The Perpetrator - Still 2
“Perpetrator”Courtesy Shuder

Reeder wrote the role of Aunt Hildy for Silverstone, especially since the “Clueless” alum was hopeful casting for “Knives and Skin.” “I’ve been thinking about her for a long time, and I really felt like I was going to work with her one day,” Reeder said. “I was on a plane once when we were actually casting for Knives and Leather and the guy in front of me across the aisle was watching Clueless. I said to myself, “I will not give up on this dream.”

When asked what drew her to Silverstone for this new role, Reeder was clear. “Alicia is an amazing actress. I love her personal background as a mother and as an activist, but also as someone we were introduced to as a real teenager who we’ve kind of watched develop,” she said. “This personal story felt very meta to it, with Alicia playing a powerful matriarch who guides a teenage girl through an incredible transformation. I felt like it was important to have that little core of remembering how we were once introduced to the most brilliant goddess Alicia Silverstone to begin with.”

Signing “Perpetrator” was a no-brainer for Silverstone, the actress said. “I feel really lucky to be able to work with directors that I love working with,” Silverstone said. “This movie was so special to me because my agent said such great things about Jennifer Reeder and he was excited because [Bong Joon Ho] had announced Jennifer Reeder as one of the top directors to watch out for.
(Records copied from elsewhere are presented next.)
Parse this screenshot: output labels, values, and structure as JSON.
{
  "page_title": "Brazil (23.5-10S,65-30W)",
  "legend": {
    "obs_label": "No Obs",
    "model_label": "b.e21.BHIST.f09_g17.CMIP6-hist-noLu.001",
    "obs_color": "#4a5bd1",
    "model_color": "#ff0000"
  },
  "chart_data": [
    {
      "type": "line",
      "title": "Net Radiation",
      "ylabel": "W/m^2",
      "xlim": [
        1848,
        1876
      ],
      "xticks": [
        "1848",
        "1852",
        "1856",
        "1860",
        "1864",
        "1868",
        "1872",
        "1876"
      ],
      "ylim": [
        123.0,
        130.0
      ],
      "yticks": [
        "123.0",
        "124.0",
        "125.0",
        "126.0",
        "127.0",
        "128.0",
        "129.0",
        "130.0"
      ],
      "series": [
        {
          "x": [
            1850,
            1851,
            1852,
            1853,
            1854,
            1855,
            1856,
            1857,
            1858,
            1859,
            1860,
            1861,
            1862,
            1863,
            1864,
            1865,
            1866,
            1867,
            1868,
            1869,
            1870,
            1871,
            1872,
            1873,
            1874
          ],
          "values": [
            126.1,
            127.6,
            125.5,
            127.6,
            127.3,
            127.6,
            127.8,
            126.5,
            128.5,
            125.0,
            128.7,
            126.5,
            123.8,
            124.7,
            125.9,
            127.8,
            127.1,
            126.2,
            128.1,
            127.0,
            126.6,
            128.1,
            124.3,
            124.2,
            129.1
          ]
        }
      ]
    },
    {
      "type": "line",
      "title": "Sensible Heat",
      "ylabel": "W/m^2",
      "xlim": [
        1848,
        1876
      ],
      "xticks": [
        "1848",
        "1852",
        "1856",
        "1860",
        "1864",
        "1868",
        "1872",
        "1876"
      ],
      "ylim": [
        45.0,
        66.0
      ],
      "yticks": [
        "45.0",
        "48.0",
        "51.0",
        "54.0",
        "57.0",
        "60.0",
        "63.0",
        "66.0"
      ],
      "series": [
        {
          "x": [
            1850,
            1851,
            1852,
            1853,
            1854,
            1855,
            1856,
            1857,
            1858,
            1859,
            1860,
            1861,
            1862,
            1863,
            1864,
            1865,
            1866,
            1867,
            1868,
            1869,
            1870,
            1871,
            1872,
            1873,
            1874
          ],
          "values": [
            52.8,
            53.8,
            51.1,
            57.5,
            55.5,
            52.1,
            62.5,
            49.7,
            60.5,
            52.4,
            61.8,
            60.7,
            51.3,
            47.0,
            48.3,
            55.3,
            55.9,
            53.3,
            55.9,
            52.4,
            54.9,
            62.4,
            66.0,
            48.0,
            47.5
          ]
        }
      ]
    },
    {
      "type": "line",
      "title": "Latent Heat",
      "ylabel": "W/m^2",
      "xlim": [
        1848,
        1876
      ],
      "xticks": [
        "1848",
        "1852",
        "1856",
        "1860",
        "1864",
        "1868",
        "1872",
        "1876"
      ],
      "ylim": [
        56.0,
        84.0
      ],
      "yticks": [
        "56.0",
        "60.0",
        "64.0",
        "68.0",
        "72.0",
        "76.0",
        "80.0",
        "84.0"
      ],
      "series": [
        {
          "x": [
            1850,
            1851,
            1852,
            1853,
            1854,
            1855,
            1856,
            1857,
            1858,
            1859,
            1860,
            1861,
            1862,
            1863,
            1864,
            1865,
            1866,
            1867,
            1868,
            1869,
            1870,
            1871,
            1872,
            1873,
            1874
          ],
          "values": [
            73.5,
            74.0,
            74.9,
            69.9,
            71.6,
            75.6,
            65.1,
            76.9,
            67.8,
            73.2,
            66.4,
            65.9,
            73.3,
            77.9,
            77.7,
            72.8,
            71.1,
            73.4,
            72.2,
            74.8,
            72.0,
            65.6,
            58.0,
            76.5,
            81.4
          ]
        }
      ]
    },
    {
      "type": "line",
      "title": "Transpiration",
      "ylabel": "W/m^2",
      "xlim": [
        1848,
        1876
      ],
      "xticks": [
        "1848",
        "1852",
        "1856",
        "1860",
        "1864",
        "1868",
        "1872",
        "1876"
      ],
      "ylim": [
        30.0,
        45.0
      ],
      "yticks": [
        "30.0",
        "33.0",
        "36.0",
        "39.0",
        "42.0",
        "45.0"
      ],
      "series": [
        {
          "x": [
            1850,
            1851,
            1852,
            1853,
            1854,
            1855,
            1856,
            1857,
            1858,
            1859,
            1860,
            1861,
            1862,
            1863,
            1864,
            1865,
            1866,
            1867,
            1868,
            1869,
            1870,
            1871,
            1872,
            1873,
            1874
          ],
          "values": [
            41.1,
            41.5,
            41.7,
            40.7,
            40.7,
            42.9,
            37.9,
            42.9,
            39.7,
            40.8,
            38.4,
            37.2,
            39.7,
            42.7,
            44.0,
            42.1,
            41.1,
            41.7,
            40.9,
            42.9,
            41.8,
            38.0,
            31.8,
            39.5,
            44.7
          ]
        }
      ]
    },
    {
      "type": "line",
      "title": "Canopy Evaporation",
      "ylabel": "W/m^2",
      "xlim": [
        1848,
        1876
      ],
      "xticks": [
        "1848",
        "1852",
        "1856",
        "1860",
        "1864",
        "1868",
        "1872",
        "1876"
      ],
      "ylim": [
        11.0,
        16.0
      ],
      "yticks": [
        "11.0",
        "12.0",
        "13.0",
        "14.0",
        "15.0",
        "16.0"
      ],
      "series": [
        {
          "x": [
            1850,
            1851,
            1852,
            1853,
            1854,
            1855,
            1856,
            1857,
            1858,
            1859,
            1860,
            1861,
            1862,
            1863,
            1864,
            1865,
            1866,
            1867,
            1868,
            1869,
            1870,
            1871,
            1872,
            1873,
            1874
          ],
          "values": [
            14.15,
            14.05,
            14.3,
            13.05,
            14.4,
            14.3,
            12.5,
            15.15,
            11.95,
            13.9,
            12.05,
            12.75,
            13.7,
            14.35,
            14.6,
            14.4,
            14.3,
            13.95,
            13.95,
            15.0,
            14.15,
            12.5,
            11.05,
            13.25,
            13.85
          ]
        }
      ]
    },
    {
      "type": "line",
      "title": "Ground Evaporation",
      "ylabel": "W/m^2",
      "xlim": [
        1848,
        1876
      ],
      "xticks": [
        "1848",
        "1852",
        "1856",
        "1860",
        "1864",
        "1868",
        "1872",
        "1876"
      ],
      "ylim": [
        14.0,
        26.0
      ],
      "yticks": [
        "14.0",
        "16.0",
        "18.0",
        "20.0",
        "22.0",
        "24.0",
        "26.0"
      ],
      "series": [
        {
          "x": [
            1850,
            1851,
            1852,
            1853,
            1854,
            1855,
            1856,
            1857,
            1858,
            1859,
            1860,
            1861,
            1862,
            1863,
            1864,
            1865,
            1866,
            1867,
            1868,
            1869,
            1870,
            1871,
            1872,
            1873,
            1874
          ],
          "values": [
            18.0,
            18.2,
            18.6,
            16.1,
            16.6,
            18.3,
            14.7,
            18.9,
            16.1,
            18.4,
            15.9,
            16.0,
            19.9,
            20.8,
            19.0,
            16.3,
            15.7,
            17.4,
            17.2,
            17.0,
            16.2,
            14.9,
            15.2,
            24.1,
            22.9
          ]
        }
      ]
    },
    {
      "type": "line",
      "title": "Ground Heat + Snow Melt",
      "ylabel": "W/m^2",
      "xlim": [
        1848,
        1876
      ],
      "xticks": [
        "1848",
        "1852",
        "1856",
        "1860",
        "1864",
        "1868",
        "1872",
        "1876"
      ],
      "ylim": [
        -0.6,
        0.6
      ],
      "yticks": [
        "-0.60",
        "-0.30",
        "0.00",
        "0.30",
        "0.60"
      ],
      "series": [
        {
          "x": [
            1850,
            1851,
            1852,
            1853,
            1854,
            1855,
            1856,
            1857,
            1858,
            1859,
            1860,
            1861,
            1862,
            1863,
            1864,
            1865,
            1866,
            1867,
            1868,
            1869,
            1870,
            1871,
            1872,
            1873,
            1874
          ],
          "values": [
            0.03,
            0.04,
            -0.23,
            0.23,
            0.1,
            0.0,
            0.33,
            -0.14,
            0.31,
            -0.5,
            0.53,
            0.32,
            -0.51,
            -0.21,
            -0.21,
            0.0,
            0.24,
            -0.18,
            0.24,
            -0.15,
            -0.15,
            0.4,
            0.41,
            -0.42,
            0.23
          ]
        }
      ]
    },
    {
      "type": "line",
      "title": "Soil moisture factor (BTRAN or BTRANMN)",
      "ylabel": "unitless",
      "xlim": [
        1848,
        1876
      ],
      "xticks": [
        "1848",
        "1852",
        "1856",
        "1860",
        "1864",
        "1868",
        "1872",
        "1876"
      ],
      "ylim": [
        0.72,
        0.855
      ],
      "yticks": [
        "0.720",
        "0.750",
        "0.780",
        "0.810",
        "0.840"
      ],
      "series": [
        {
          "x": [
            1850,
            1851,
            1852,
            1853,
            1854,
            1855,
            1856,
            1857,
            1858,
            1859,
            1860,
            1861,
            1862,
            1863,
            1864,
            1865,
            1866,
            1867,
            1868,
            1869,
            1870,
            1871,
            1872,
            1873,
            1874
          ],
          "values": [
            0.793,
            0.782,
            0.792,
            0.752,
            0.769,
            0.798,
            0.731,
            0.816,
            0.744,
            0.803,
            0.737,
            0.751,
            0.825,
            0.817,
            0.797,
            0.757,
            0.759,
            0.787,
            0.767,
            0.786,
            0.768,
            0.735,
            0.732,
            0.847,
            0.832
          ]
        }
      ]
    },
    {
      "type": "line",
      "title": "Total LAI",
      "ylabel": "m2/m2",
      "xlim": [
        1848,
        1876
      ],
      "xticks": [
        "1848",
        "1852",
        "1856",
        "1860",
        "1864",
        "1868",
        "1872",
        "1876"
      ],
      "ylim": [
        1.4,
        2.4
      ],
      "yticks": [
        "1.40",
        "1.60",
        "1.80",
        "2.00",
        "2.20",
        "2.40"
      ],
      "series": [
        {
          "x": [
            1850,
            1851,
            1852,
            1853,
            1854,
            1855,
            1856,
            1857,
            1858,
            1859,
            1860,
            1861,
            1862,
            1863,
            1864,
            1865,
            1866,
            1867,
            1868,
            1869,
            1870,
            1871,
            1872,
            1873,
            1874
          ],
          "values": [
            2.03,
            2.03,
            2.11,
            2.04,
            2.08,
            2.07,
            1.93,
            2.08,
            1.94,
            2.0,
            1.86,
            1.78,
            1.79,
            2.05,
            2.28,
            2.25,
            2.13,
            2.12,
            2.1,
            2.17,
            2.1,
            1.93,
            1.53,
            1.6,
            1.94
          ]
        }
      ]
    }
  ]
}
She added: “[Jennifer] wrote me a letter and it was the best letter from the principal I have ever received. It was so wonderful. I just knew I was dealing with an artist. I just felt she had such a clear vision. Everything looks so beautiful and she’s dealing with girls and blood all the time, which is weird but also just beautiful.

As Reeder teases, let’s hope there are more Silverstone movies on the horizon. “I’m not done with her,” Reeder said. “I’m getting close with her and I keep promising to do more movies with her, which we definitely will.”

A Shudder release, “Perpetrator” will open in select theaters and begin streaming on Shudder on Friday, September 1st.